Machine learning is often used to classify events. Will a customer repay her loan or will she default? Is a cancer cell benign or is it malignant? Will a man be incarcerated by the age of 30 or will he not?
In classifying events, the machine you may be surprised to learn, doesn’t always get it right. It predicts some events as a ‘Yes’ when they really should be ‘No’ and other events as a ‘No’ when they should be ‘Yes”. This must be rather confusing, and especially if you thought machine learning was the box of silver bullets the world has been waiting for.
Enter the Confusion Matrix. Despite its unfortunate name, a confusion matrix can be very insightful. By cross-tabulating predicted classes v actual classes, the confusion matrix gives a good sense of how well the machine learning application has done its job.

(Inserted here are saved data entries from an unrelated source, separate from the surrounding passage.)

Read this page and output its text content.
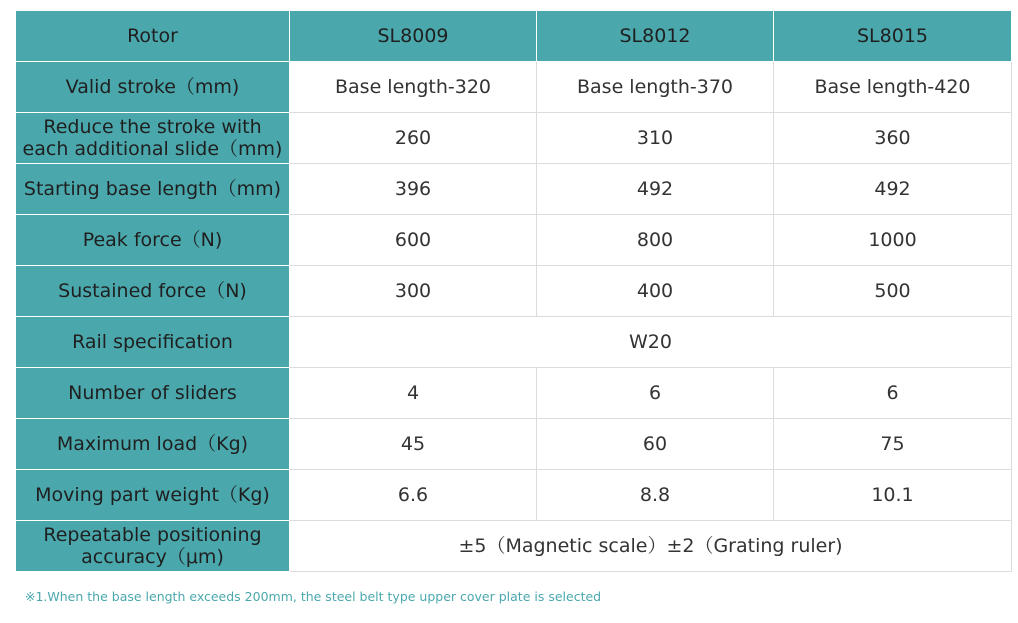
Rotor	SL8009	SL8012	SL8015
Valid stroke（mm)	Base length-320	Base length-370	Base length-420
Reduce the stroke with each additional slide（mm)	260	310	360
Starting base length（mm)	396	492	492
Peak force（N)	600	800	1000
Sustained force（N)	300	400	500
Rail specification	W20		
Number of sliders	4	6	6
Maximum load（Kg)	45	60	75
Moving part weight（Kg)	6.6	8.8	10.1
Repeatable positioning accuracy（μm)	±5（Magnetic scale）±2（Grating ruler)		
※1.When the base length exceeds 200mm, the steel belt type upper cover plate is selected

In the above example of 100 bank lending customers, the machine correctly predicted 43 customers would not default and that 18 customers would. So far so good.
However, the machine went on to blot its copy book by predicting that 17 customers would default when in actual fact they were good for the loan. These are the so-called False Positives.
And if that wasn’t enough, it also wrongly predicted 22 customers would not default when in reality, they didn’t pay back a cent. Call these the False Negatives.
Depending on the problem the machine has been enlisted to solve, some errors may be more costly than others. A bank for example may decide that its much worse to wrongly classify a customer as a good borrower and lose money (22% in the above example), than it is to deny good customers credit (17%).
Certain machine learning applications allow one to superimpose a cost function that forces a trade off off between false positives and false negatives, increasing the one at the expense of the other.
None of this really helps the young lady fitfully plucking petals off a flower. For her, any classification other than “He loves me’ is disastrous. Thankfully, machine learning offers much more flexibility than that.
Note to the gender sensitive: The classification exercise with flower petals described above works just as well for young men as it does for young women.